I have the following 3 curves - am looking for advice which one is the best? they all give similar accuracy metric at about 50% -53% (yes, I know it is not very high).
- https://github.com/bluetail14/MyCourserapractice/blob/main/lstm_3264.jpg
- https://github.com/bluetail14/MyCourserapractice/blob/main/lstm_6432.jpg
3.https://github.com/bluetail14/MyCourserapractice/blob/main/epochs_120.jpg - https://github.com/bluetail14/MyCourserapractice/blob/main/dropout_0.4.jpg
My guess is that no. 4 is the best because the loss seems to be decreasing.
I have tried changing dimensions, adding and dropping dense and dropout layers, maxlen and embeddings, however, I don’t seem to get any improvements.
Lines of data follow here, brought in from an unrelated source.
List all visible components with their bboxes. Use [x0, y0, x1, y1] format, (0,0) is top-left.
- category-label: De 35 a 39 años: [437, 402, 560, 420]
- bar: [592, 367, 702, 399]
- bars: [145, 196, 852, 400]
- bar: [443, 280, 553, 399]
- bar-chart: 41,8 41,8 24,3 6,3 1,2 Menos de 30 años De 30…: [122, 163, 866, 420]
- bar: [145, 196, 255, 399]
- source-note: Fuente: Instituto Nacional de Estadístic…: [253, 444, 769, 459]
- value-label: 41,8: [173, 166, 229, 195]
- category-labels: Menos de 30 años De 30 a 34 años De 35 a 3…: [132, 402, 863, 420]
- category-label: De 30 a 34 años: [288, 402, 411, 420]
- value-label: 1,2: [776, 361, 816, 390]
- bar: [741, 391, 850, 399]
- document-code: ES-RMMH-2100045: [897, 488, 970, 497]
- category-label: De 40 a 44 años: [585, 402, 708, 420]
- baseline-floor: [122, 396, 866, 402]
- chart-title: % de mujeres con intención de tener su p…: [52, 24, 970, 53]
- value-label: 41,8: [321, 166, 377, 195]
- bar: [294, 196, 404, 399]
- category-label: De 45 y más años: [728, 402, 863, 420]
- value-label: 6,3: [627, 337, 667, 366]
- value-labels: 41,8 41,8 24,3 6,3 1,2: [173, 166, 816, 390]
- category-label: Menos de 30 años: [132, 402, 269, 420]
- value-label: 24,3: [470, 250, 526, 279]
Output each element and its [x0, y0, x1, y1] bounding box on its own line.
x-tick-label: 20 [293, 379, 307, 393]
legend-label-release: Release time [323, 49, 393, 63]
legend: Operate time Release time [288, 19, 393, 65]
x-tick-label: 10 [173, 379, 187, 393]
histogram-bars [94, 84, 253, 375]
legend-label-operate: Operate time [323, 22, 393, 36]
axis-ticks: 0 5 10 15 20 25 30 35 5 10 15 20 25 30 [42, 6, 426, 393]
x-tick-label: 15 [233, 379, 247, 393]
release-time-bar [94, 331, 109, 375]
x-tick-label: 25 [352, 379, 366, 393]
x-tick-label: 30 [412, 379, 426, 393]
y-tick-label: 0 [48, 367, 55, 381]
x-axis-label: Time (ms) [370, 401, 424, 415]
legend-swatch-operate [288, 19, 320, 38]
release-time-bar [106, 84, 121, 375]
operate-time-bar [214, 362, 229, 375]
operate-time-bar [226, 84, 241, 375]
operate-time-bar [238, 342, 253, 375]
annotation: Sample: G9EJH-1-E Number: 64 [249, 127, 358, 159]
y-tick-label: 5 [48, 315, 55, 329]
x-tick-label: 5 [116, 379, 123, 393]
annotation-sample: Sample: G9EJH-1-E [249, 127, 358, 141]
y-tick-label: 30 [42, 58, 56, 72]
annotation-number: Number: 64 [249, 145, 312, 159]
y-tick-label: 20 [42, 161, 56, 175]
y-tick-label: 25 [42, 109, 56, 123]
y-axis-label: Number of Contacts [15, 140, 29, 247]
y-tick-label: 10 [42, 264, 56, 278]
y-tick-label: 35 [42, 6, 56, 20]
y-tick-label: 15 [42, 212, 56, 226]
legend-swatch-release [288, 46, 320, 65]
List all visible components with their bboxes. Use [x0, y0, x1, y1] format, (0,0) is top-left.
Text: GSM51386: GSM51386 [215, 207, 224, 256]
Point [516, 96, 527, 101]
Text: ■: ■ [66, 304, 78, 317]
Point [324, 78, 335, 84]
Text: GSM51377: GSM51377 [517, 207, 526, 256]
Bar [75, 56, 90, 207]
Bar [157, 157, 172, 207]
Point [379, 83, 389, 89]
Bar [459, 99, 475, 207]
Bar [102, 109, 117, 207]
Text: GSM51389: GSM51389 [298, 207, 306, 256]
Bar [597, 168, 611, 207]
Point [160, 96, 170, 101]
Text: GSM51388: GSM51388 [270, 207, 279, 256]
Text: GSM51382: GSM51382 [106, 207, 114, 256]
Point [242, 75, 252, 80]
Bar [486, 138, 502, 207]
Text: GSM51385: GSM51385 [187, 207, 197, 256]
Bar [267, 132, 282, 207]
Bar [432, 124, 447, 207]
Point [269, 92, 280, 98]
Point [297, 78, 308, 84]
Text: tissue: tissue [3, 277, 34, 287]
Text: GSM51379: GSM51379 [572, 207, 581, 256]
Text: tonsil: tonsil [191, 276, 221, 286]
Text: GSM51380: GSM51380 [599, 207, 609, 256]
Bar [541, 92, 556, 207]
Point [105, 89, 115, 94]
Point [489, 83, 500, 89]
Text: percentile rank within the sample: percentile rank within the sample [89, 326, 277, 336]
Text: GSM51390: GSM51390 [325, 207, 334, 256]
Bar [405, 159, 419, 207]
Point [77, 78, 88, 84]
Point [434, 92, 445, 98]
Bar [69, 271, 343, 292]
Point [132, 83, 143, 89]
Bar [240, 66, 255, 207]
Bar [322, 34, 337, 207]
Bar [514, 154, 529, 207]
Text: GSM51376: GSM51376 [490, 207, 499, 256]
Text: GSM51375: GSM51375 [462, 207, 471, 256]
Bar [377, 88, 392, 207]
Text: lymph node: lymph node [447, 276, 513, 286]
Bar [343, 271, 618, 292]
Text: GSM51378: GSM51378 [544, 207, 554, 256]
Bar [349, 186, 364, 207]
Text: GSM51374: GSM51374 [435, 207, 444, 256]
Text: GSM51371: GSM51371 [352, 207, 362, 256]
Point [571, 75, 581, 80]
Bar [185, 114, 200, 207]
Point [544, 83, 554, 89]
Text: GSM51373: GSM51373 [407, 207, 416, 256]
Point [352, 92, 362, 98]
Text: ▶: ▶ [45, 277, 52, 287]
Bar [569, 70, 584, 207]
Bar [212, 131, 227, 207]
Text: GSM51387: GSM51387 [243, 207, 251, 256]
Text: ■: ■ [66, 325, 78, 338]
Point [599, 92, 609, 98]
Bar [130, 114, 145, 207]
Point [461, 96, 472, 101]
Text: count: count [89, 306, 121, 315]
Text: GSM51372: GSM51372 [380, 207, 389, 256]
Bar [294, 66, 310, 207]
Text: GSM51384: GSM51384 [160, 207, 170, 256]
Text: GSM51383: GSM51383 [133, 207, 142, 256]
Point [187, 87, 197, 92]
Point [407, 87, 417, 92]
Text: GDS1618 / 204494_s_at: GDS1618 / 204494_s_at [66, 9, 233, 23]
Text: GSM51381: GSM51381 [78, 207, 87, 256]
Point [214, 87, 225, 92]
I will appreciate any suggestions as a beginner! Thank you.
I have used a LSTM architecture as follows for a movie reviews dataset from here (Sentiment Analysis ).
# Parameters
EMBEDDING_DIM = 100 (from 100d.glove.6B.100d.txt)
MAXLEN = 500
VOCAB_SIZE = 33713
DENSE1_DIM = 64
DENSE2_DIM = 32
LSTM1_DIM = 64# 32
LSTM2_DIM = 32# or 64
FILTERS = 64 #
KERNEL_SIZE = 5
# Model Definition
model_lstm = tf.keras.Sequential([
tf.keras.layers.Embedding(VOCAB_SIZE+1, EMBEDDING_DIM, input_length=MAXLEN,weights=[EMBEDDINGS_MATRIX], trainable=False),
tf.keras.layers.Bidirectional(tf.keras.layers.LSTM(LSTM1_DIM,dropout = 0.2, return_sequences=True)),
tf.keras.layers.Bidirectional(tf.keras.layers.LSTM(LSTM2_DIM, dropout = 0.2)),
tf.keras.layers.Dense(DENSE1_DIM, activation='relu'),
tf.keras.layers.Dense(DENSE2_DIM, activation='relu'),
tf.keras.layers.Dense(1, activation='sigmoid')
])
# Set the training parameters
model_lstm.compile(loss='binary_crossentropy',
optimizer=tf.keras.optimizers.Adam(),
metrics=[tf.keras.metrics.BinaryAccuracy()])
# Print the model summary
model_lstm.summary()
Layer (type) Output Shape Param #
embedding_37 (Embedding) (None, 500, 100) 3371400
bidirectional_61 (Bidirecti (None, 500, 128) 84480
onal)bidirectional_62 (Bidirecti (None, 64) 41216
onal)dense_109 (Dense) (None, 64) 4160
dense_110 (Dense) (None, 32) 2080
dense_111 (Dense) (None, 1) 33
=================================================================
Total params: 3,503,369
Trainable params: 131,969
Non-trainable params: 3,371,400
P.S. a simple Naive Bayes gives a 84% accuracy for this dataset!